POLICE have delivered an extraordinary advice list to the West Belfast home of a Sinn Féin MLA suggesting ways in which he can improve his and his family’s personal security post-Brexit.

The document has already been delivered to the homes of all 650 MPs across the United Kingdom, but officers who called to the home of Máirtín Ó Muilleoir said they are widening distribution of the document to take in Brexit spokespersons of parties in the north.

The leaflet – headlined ‘When It Goes Too Far’ – outlines steps that politicians should take if they are targeted by extremists in any wave of public unrest that may break out post-October 31, the latest deadline for the UK leaving the EU.

The document – which Mr Ó Muilleoir yesterday branded “Brexit bollox – has been compiled by a number of UK agencies: the National Police Chiefs’ Council, the Crown Prosecution Service, the College of Policing and the Electoral Commission.

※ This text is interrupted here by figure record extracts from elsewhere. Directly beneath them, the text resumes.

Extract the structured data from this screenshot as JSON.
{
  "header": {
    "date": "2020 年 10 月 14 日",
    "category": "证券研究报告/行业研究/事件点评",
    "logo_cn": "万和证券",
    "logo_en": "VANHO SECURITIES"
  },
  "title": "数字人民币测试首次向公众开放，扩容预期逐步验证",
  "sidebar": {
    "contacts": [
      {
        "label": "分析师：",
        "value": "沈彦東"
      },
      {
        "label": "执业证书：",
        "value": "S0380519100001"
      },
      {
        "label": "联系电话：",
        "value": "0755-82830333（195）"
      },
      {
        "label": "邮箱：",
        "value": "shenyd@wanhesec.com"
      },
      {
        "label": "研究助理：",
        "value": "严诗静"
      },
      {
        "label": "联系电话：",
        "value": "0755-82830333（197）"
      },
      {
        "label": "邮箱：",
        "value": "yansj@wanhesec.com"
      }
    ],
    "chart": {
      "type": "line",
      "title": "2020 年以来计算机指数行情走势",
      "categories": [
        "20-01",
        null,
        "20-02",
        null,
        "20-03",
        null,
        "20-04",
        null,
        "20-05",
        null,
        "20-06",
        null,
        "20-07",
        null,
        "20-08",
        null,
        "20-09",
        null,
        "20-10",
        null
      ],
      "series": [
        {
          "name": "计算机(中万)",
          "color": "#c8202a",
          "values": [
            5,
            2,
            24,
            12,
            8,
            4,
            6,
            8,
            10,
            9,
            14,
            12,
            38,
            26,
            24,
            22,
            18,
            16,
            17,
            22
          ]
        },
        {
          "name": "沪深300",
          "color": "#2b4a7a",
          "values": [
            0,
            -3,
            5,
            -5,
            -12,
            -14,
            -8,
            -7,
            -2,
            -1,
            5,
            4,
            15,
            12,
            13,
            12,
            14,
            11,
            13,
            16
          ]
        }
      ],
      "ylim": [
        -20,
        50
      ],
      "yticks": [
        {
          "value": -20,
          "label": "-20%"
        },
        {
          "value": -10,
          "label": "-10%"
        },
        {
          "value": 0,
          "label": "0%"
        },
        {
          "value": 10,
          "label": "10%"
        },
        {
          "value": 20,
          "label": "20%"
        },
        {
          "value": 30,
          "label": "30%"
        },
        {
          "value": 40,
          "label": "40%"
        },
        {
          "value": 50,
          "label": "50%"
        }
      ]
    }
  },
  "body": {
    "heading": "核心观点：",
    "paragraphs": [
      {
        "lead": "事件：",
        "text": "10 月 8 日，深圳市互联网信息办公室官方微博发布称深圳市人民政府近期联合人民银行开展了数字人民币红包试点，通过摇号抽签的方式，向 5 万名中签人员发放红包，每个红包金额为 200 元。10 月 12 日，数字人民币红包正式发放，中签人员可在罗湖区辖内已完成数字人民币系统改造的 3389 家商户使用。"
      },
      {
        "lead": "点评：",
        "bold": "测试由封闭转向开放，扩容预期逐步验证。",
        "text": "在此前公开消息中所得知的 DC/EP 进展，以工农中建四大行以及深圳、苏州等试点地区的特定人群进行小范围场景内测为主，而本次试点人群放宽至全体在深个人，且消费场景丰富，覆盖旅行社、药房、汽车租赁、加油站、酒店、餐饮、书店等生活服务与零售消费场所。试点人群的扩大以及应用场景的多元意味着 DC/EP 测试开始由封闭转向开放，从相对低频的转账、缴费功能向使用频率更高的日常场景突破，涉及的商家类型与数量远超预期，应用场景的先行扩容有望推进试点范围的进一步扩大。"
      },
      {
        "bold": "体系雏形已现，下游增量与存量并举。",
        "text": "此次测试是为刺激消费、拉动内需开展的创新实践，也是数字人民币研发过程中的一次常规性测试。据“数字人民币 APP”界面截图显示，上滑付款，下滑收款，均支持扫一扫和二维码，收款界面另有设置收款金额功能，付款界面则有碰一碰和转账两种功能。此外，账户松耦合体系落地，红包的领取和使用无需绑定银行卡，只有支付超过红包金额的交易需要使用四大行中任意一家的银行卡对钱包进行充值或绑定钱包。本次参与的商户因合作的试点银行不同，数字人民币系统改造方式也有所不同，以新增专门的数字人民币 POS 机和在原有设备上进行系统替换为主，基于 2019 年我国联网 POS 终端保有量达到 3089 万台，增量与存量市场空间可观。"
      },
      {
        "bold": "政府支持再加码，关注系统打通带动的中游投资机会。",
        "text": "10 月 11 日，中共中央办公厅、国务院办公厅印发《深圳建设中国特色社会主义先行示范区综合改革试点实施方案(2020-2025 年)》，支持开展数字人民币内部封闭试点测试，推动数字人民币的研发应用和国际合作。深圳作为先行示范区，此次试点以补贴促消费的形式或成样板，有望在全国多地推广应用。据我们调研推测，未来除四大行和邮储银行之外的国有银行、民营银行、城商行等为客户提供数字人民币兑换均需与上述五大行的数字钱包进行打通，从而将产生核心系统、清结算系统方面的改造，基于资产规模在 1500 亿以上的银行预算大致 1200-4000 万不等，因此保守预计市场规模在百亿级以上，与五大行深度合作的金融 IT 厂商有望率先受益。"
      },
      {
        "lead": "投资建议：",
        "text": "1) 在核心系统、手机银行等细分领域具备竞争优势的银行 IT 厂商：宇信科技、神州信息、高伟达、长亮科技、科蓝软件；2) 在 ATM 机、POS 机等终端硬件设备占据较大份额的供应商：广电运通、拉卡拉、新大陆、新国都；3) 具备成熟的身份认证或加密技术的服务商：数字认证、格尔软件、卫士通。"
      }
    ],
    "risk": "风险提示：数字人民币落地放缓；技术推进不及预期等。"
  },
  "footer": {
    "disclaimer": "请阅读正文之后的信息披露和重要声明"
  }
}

Despite its wide experience in dealing with public unrest, the PSNI has not been involved in drawing up the guidelines. But local police officers have been tasked with distributing it to MLAs closely connected to the Brexit issue.

To the fore in the security advice is what Mr Ó Muilleoir and his family should do in the event of being targeted with a hazardous substance. Police advice is to:
• Leave the house and seek fresh air.
• Treat itchy or painful skin with water.
• Remove outer clothing – but not by pulling it over the head.
• Remove any substance that may contact clothing or skin by using a dry absorbent material or brushing it off.

Advice is also included on what signs may signal the presence of hazardous substances in the home.
The leaflet also advises politicians not to engage with individuals who may be “stalking/harassing” them, either online or offline. It urges them to seek further advice on personal safety and building security from their local police force and to conduct a review of what personal information about them is available online.

The leaflet explains that the advice is being forwarded for politicians to consult if they are subjected post-Brexit to “unacceptable levels of harassment and intimidation”. It continues: “In some cases, these behaviours and actions have reached the criminal threshold. The worst examples have led to violence and injury.”

The most serious example of Brexit-inspired violence was the murder of Labour MP Jo Cox in June 2016 in West Yorkshire by a gun- and knife-wielding man holding extreme pro-Britain views. Mr Ó Muilleor said: “It seems preposterous to me that the PSNI is promoting Brexit security advice compiled at the behest of a UK government which for three years has shown itself so thoroughly inept in its handling of the issue. There’s little in this that isn’t already known to most people and no reason why it couldn’t have been emailed to me rather than dispatching a police patrol. There are Catholic families in my South Belfast constituency living under the jackboot of the UVF and the flegger bully-boys. The PSNI would be better advised to protect those folk rather than wasting their time and my time with this Brexit bollox.”